Among other terms, the settlement agreement essentially forbade ICE from conducting "raids," but rather generally limiting ICE to making arrests and deportations only in cases in which the agency first obtained targeted warrants against specific individuals the agency believes may be in the U.S. illegally or when officers can document probable cause for making a stop and detention.
That agreement further included a provision which would allow the so-called "consent decree" to be reactivated whenever immigration rights activists believe ICE may no longer be following the procedures required in the decree.
Amid ramped up immigration enforcement actions in Chicago and elsewhere, immigration activists, including the National Immigrant Justice Center and the American Civil Liberties Union (ACLU), then used that provision to reopen the case and persuade Cummings to again order ICE, now once again under Trump, to comply with the agreement reached by his predecessor.
Following Cummings' ruling, the Justice Department asked the Seventh Circuit to stay the ruling while the larger case plays out, saying releasing all of the hundreds of illegal immigrants covered by the ruling would endanger public safety and jeopardize the ability of ICE to carry out its lawful enforcement operations.
U.S. Seventh Circuit Judge Thomas Kirsch
In the Seventh Circuit, Kirsch during oral arguments expressed deep concerns with the scope and substance of Cummings' order.

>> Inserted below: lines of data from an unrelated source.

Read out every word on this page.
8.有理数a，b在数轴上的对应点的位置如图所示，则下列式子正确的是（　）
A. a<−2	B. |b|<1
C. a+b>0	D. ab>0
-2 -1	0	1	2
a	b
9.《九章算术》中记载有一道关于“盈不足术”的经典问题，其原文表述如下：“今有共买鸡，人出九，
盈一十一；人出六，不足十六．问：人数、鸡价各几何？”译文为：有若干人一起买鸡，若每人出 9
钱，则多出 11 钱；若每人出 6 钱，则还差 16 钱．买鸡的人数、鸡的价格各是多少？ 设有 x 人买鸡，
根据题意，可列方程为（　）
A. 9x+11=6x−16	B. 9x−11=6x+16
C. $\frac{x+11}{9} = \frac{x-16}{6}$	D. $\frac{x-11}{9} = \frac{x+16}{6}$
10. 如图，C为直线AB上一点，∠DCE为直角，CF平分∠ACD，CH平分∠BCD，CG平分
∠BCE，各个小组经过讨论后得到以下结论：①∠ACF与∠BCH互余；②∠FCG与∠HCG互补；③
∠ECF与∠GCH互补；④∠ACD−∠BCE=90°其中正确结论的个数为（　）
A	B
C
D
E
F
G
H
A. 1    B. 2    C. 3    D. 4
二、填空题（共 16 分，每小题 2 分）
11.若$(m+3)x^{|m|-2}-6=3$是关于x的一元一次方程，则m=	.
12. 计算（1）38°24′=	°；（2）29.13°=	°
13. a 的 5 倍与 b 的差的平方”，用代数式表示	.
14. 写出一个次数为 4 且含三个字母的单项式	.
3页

Those concerns manifested again in his dissent, as he said the majority failed to deal with Cummings' mishandling of the matter.

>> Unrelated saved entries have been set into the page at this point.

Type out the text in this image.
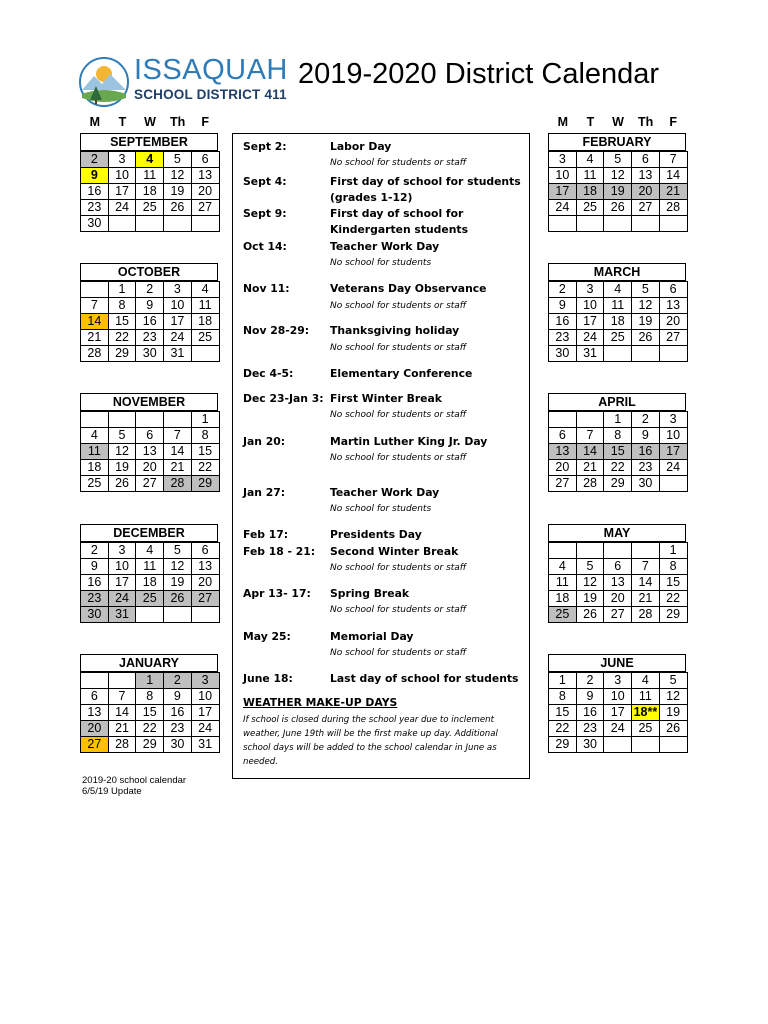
ISSAQUAH
SCHOOL DISTRICT 411
2019-2020 District Calendar
M	T	W	Th	F	M	T	W	Th	F
SEPTEMBER
2	3	4	5	6
9	10	11	12	13
16	17	18	19	20
23	24	25	26	27
30				
OCTOBER
	1	2	3	4
7	8	9	10	11
14	15	16	17	18
21	22	23	24	25
28	29	30	31	
NOVEMBER
				1
4	5	6	7	8
11	12	13	14	15
18	19	20	21	22
25	26	27	28	29
DECEMBER
2	3	4	5	6
9	10	11	12	13
16	17	18	19	20
23	24	25	26	27
30	31			
JANUARY
		1	2	3
6	7	8	9	10
13	14	15	16	17
20	21	22	23	24
27	28	29	30	31
FEBRUARY
3	4	5	6	7
10	11	12	13	14
17	18	19	20	21
24	25	26	27	28

MARCH
2	3	4	5	6
9	10	11	12	13
16	17	18	19	20
23	24	25	26	27
30	31			
APRIL
		1	2	3
6	7	8	9	10
13	14	15	16	17
20	21	22	23	24
27	28	29	30	
MAY
				1
4	5	6	7	8
11	12	13	14	15
18	19	20	21	22
25	26	27	28	29
JUNE
1	2	3	4	5
8	9	10	11	12
15	16	17	18**	19
22	23	24	25	26
29	30			
Sept 2:	Labor Day
No school for students or staff
Sept 4:	First day of school for students
(grades 1-12)
Sept 9:	First day of school for
Kindergarten students
Oct 14:	Teacher Work Day
No school for students
Nov 11:	Veterans Day Observance
No school for students or staff
Nov 28-29: Thanksgiving holiday
No school for students or staff
Dec 4-5:	Elementary Conference
Dec 23-Jan 3: First Winter Break
No school for students or staff
Jan 20:	Martin Luther King Jr. Day
No school for students or staff
Jan 27:	Teacher Work Day
No school for students
Feb 17:	Presidents Day
Feb 18 - 21: Second Winter Break
No school for students or staff
Apr 13- 17: Spring Break
No school for students or staff
May 25:	Memorial Day
No school for students or staff
June 18:	Last day of school for students
WEATHER MAKE-UP DAYS
If school is closed during the school year due to inclement weather, June 19th will be the first make up day. Additional school days will be added to the school calendar in June as needed.
2019-20 school calendar
6/5/19 Update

Kirsch particularly faulted his colleagues for brushing aside constitutional concerns surrounding the use of such consent decrees by one administration to chain successors to their preferred policies.

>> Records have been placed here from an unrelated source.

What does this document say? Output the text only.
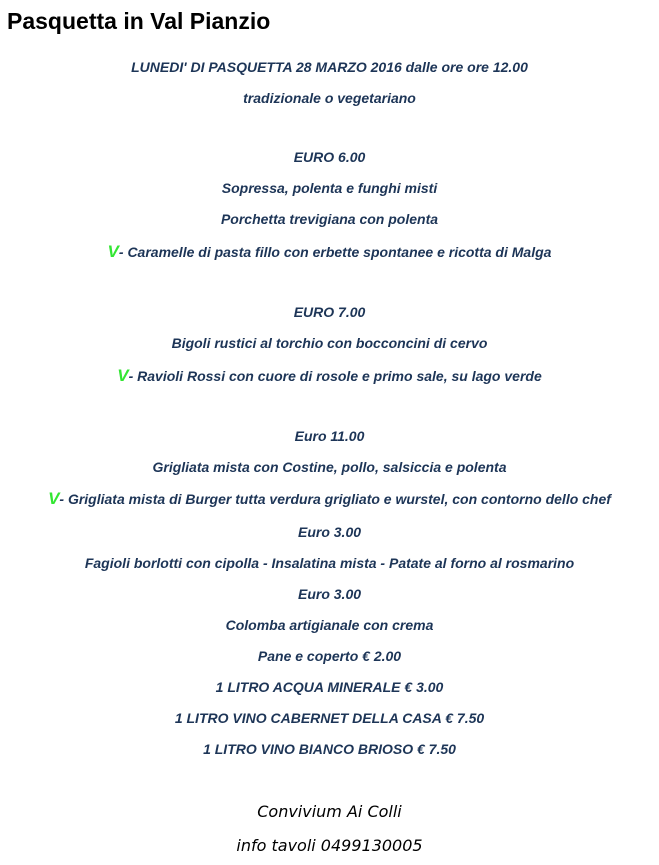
Pasquetta in Val Pianzio
LUNEDI' DI PASQUETTA 28 MARZO 2016 dalle ore ore 12.00
tradizionale o vegetariano
EURO 6.00
Sopressa, polenta e funghi misti
Porchetta trevigiana con polenta
V- Caramelle di pasta fillo con erbette spontanee e ricotta di Malga
EURO 7.00
Bigoli rustici al torchio con bocconcini di cervo
V- Ravioli Rossi con cuore di rosole e primo sale, su lago verde
Euro 11.00
Grigliata mista con Costine, pollo, salsiccia e polenta
V- Grigliata mista di Burger tutta verdura grigliato e wurstel, con contorno dello chef
Euro 3.00
Fagioli borlotti con cipolla - Insalatina mista - Patate al forno al rosmarino
Euro 3.00
Colomba artigianale con crema
Pane e coperto € 2.00
1 LITRO ACQUA MINERALE € 3.00
1 LITRO VINO CABERNET DELLA CASA € 7.50
1 LITRO VINO BIANCO BRIOSO € 7.50
Convivium Ai Colli
info tavoli 0499130005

Kirsch said his colleagues' determination does not "allow maximum room for democratic governance."
"Through a consent decree, one branch of the federal government (the executive) handed over to another (the judiciary) the power to enforce compliance with part of the nation’s immigration laws," Kirsch wrote.
"... Were this consent decree between two private parties, the choice to interpret and enforce the agreement in this way might have been appropriate. But this consent decree isn’t between two private parties. Temporary officeholders of the executive branch—not the United States itself—entered into the agreement.
"Enforcing the promises of those elected officials requires an awareness that '[t]oday’s lawmakers have just as much power to set public policy as did their predecessors,' and that 'democracy does not permit public officials to bind the polity forever.'"
In those passages, Kirsch quoted from an earlier decision, also issued by the Seventh Circuit, which undid consent decrees entered in federal court, which federal judges had used for decades to oversee and review hiring decisions in Cook County and Illinois state agencies and offices, to fight corruption.
Those consent decrees had been opposed by Illinois Democrats in recent years because they argued the decrees allowed the courts to unconstitutionally trespass overlong on the constitutional authority of state and local governments.
In response, Lee and Pryor agreed Cummings' use of the consent decree could raise constitutional questions.
But they brushed Kirsch's concerns aside nontheless, asserting they had no obligation to consider such constitutional issues because they believed the Justice Department failed to raise those constitutional concerns before Judge Cummings and on appeal.
Kirsch scoffed at his colleagues' apparent nonchalance, noting the Justice Department had argued in its appeal that Cummings' order would "interfere with the Executive's immigration enforcement operations." Kirsch said that should have been read as a clear invocation of the separation of powers doctrine, without using the words "separation of powers."
"The government raised this argument in general terms, and—given its significance—we should confront the constitutional dimensions of this case," Kirsch wrote.
The Seventh Circuit panel agreed to pause enforcement of their ruling and Cummings' orders to give the White House 14 days to seek emergency relief from the U.S. Supreme Court.